DOCUMENT DE TRAVAIL

ORDONNANCE DU TRIBUNAL (huitième chambre)

13 juin 2017 (*)

« Recours en annulation – Requête introductive d’instance – Exigences de forme – Défaut de représentation par un avocat – Irrecevabilité manifeste »

Dans l’affaire T‑137/16,

Uniwersytet Wrocławski, établie à Wrocław (Pologne), représentée par Me W. Dubis, avocat,

partie requérante,

contre

Agence exécutive pour la recherche (REA), représentée par Mmes S. Payan-Lagrou et V. Canetti, en qualité d’agents, assistées de Mes M. Le Berre et G. Materna, avocats,

partie défenderesse,

ayant pour objet, d’une part, l’annulation des décisions de la REA, agissant sur délégation de la Commission européenne, de résilier la convention de subvention Cossar (n° 252908) et obligeant la requérante à rembourser les sommes de 36 508,37 euros, de 58 031,38 euros et de 6 286,68 euros ainsi qu’à payer des dommages et intérêts d’un montant de 5 803,14 euros et, d’autre part, une demande tendant à la restitution par la REA des sommes correspondantes avec les intérêts calculés à compter du jour du paiement jusqu’au jour de la restitution,

LE TRIBUNAL (huitième chambre),

composé de MM. A. M. Collins, président, R. Barents (rapporteur) et J. Passer, juges,

greffier : M. E. Coulon,

rend la présente

Ordonnance

 Faits et procédure

1        Le présent recours a été introduit le 25 mars 2016 au nom de la requérante, l’Uniwersytet Wrocławski (université de Wrocław, Pologne), par Me Wojciech Dubis.
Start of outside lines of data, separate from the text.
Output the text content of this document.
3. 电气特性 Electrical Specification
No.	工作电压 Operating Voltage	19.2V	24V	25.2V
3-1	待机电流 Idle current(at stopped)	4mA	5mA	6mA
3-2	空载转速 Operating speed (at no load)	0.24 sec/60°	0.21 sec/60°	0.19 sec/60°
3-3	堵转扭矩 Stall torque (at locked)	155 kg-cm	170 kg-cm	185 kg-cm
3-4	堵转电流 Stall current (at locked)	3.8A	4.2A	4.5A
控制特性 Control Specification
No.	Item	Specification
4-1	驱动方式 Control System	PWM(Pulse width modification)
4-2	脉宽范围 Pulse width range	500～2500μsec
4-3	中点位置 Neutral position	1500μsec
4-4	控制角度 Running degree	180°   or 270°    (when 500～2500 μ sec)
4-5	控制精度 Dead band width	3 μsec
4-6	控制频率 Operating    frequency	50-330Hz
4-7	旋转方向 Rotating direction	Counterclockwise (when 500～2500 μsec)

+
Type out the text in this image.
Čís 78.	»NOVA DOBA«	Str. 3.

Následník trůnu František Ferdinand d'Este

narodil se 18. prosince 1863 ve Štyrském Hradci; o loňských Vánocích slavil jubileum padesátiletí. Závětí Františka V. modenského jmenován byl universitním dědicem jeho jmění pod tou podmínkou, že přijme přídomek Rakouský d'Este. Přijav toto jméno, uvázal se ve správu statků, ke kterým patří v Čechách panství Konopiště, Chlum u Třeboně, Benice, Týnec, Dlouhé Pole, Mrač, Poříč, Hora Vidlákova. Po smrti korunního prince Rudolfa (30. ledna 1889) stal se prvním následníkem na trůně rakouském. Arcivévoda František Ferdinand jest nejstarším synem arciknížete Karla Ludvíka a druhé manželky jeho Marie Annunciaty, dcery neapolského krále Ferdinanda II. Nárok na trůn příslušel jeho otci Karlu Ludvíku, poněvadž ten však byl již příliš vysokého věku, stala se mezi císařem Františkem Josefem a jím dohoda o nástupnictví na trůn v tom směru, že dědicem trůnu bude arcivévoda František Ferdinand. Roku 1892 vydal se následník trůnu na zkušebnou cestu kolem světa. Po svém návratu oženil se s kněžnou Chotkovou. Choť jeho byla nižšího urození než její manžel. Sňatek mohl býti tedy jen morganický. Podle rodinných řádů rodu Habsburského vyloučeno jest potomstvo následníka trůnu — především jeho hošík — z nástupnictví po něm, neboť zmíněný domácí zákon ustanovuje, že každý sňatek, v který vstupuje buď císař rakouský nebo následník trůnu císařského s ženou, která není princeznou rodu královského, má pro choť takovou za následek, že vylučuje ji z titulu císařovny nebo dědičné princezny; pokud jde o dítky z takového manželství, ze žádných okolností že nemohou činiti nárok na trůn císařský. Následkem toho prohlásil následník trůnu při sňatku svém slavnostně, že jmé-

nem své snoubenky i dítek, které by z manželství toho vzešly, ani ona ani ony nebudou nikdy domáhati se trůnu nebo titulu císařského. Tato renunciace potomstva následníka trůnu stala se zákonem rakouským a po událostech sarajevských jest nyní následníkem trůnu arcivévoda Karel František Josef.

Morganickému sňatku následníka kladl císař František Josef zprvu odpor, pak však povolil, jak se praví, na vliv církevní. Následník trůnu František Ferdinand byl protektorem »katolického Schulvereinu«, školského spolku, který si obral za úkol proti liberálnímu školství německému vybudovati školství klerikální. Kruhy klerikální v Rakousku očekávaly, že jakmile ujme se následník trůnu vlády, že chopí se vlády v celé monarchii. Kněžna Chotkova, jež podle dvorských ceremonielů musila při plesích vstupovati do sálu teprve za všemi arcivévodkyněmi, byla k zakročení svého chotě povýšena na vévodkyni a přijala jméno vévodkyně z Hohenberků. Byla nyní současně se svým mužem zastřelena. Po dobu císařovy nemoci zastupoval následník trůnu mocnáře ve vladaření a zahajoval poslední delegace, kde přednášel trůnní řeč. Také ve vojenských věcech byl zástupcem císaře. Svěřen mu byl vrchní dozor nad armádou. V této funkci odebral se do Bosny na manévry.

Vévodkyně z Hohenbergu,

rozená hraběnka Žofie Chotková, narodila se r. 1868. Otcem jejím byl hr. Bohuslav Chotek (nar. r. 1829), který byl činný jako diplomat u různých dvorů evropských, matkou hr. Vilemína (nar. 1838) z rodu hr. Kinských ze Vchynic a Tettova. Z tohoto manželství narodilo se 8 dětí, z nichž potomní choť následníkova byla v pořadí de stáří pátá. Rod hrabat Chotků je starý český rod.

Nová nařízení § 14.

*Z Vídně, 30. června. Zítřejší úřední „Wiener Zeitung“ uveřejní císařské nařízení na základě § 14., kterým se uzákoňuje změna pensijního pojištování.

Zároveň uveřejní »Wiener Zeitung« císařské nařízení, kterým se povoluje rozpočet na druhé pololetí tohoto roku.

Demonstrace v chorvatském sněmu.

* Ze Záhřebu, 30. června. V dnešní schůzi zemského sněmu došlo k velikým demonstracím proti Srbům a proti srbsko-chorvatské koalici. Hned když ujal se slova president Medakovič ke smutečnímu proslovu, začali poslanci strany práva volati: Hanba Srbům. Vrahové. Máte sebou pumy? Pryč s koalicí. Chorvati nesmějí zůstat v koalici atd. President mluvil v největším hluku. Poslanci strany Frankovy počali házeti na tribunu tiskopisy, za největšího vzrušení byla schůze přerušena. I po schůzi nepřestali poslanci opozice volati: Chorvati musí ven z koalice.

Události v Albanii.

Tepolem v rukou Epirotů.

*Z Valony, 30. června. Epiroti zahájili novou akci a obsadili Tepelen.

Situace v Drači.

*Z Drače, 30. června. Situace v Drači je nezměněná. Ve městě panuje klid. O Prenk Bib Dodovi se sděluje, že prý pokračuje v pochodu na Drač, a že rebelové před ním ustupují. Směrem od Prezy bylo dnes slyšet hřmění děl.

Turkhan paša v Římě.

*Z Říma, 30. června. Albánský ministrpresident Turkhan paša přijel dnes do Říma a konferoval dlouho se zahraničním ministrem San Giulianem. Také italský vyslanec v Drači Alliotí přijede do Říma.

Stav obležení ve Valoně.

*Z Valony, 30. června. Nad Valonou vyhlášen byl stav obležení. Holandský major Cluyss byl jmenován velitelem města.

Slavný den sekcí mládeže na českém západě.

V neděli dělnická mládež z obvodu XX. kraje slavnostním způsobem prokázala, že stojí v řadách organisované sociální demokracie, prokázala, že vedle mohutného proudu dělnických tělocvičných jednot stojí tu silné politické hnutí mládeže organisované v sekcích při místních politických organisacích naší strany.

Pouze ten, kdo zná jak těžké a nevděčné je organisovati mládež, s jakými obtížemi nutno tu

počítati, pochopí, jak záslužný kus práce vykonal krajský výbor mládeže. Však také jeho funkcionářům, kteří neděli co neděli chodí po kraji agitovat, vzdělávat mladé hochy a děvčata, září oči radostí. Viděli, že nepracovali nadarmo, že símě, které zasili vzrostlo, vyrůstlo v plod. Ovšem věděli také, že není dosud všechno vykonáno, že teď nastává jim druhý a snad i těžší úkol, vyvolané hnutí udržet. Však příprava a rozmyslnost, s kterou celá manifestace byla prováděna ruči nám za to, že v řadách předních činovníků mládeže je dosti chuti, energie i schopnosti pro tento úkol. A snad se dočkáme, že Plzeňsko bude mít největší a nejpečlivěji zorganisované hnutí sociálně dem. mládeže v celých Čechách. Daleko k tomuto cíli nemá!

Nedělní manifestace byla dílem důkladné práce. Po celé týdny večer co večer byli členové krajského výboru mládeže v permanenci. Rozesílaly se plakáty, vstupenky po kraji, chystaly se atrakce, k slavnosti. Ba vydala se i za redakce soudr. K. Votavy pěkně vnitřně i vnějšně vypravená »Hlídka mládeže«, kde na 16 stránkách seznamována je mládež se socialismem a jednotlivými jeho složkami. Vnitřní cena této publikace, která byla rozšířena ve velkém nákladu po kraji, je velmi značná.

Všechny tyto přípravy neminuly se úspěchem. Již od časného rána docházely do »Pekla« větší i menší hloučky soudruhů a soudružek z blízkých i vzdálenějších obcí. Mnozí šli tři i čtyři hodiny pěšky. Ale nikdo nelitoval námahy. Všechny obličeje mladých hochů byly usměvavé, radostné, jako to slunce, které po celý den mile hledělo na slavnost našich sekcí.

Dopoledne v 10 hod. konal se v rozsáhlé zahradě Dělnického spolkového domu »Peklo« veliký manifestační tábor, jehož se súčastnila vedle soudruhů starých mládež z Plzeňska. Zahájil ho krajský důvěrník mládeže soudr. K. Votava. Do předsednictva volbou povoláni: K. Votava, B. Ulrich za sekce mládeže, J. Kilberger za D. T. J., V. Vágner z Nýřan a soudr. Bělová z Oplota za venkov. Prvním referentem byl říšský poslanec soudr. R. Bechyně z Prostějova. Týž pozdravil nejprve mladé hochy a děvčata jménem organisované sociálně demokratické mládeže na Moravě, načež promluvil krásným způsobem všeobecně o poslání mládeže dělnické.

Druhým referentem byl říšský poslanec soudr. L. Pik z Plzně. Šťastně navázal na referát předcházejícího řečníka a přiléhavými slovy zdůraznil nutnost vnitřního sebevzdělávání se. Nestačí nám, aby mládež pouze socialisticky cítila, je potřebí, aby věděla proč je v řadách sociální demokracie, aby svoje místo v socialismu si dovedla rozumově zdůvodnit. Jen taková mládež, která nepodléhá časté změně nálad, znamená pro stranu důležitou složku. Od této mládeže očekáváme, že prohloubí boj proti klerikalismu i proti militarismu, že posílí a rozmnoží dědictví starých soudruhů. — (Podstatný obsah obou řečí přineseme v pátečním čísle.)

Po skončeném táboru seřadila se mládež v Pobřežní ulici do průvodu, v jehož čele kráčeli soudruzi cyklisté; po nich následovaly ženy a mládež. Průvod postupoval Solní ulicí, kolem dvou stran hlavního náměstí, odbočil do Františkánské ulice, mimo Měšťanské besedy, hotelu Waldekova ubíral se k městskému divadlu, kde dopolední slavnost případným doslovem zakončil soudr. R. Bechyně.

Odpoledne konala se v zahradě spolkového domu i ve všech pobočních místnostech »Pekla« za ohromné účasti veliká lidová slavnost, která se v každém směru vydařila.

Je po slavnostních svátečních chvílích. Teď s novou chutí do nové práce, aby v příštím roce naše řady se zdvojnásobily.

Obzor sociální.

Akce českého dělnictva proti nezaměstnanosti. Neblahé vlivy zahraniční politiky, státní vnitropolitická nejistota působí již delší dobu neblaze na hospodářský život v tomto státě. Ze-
2        Dans son mémoire en défense du 11 juillet 2016, l’Agence exécutive pour la recherche (REA) a soulevé une exception d’irrecevabilité fondée sur cinq moyens, dont le premier repose sur le fait que l’avocat représentant la requérante ne semblerait pas satisfaire à la condition d’indépendance requise par le statut de la Cour de justice de l’Union européenne et par le règlement de procédure du Tribunal.

3        Les mémoires en réplique et en duplique ont été déposés au greffe du Tribunal, respectivement, le 1er septembre et le 25 octobre 2016.

 Conclusions des parties

4        La requérante conclut à ce qu’il plaise au Tribunal :

–        annuler les décisions de la REA, agissant sur délégation de la Commission européenne, mettant fin à la convention de subvention et l’obligeant à rembourser une partie des subventions qui lui ont été versées, à savoir 36 508,37 euros et 58 031,38 euros, à rembourser la garantie de 6 286,68 euros apportée par le Fonds de garantie ainsi qu’à exécuter la « clause pénale » d’un montant de 5 803,14 euros ;

–        ordonner à la REA de lui restituer les sommes de 36 508,37 euros et de 58 031,38 euros, la garantie de 6 286,68 euros apportée par le Fonds de garantie ainsi que la somme correspondant au montant de la « clause pénale » de la convention de subvention, soit 5 803,14 euros, avec intérêts, calculés à compter du jour du paiement jusqu’au jour de la restitution ;

–        condamner la REA aux dépens.

5        La REA conclut à ce qu’il plaise au Tribunal :

–        rejeter le recours comme irrecevable ;

–        si la requête devait être déclarée recevable, rejeter le recours comme non fondé ;

–        condamner la requérante aux dépens.

 En droit

6        Aux termes de l’article 126 du règlement de procédure, lorsque le recours est manifestement irrecevable, le Tribunal peut, sur proposition du juge rapporteur, à tout moment décider de statuer par voie d’ordonnance motivée, sans poursuivre la procédure.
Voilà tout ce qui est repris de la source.